Nous voyons donc que cette théorie semble solide, cependant une question se pose : Si les comètes ont apporté sur Terre des composés organiques depuis l’espace, comment ces molécules ont-elles pu résister à la friction atmosphérique et à la chaleur qui en découle lors de la chute dans l’atmosphère, et enfin à l’impact final ?
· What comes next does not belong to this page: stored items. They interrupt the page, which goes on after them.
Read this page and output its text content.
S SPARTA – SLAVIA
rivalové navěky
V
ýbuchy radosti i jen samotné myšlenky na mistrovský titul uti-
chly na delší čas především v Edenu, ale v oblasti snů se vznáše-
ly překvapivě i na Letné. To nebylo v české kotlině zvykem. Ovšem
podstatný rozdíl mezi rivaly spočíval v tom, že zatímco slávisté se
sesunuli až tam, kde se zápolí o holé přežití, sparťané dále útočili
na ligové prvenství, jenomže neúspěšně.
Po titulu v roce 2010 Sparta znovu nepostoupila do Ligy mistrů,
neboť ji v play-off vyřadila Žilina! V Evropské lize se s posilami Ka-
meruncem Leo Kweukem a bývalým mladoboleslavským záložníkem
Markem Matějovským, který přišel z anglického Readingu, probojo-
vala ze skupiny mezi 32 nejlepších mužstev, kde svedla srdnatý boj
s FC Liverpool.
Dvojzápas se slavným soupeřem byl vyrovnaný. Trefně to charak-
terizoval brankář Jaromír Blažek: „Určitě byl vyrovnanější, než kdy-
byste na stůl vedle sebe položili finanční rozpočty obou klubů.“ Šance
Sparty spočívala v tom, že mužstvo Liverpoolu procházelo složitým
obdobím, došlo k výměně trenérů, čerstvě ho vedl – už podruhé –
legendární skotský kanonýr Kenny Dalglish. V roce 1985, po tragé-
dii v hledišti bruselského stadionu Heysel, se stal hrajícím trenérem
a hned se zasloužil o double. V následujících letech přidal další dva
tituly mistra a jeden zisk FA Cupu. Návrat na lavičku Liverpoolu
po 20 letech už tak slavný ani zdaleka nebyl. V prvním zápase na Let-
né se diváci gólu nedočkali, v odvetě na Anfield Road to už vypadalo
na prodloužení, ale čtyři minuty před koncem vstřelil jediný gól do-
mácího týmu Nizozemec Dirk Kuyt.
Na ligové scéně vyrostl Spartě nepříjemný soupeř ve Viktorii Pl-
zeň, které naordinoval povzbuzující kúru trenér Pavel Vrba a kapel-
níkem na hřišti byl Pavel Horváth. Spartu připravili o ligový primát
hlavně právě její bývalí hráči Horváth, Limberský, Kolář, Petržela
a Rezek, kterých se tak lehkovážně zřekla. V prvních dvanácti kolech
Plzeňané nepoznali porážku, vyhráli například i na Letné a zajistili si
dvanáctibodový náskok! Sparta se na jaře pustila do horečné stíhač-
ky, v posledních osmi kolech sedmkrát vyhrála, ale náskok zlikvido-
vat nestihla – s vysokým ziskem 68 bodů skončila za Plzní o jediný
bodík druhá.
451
En fait la réponse est simple, lors des bombardements massifs de comètes dans la jeunesse de la Terre, l’atmosphère terrestre était bien différente de celle d’aujourd’hui … En effet, il n’y avait pas d’oxygène à cette époque, et c’est la friction avec l’oxygène qui provoque cet embrasement. Les molécules organiques ont donc pu être préservées. Concernant l’impact, les micrométéorites auraient pu les préserver vu leur légèreté. Il est donc possible et probable que l’incessant bombardement météoritique et cométaire ait contribué au développement des premières formes de vie sur Terre, à cette époque où les conditions atmosphériques étaient propices à de telles réactions chimiques.
Cette théorie est appuyée par l’observation, en juillet 1994, de l’impact sur Jupiter de la comète Shoemaker-Levy9 : les mesures radio astronomiques ont révélé que l’onde de choc avait engendré une grande quantité de molécules surprenantes tel que du monoxyde de carbone, du sulfite carbonyle, du monosulfite de carbone, des molécules d’hydrocarbures complexes, de l’eau, de l’oxygène, des sulfures et quelques métaux. On imagine alors ce qui aurait pu se passer si l’impact avait eu lieu dans des couches plus profonde de son atmosphère, composées de méthane et de vapeur d’eau …
Un tel scénario de développement des briques élémentaires du vivant par impact météoritique ou cométaire ne pourra jamais être vérifié dans la pratique, mais l’hypothèse est viable et l’espoir reste intact.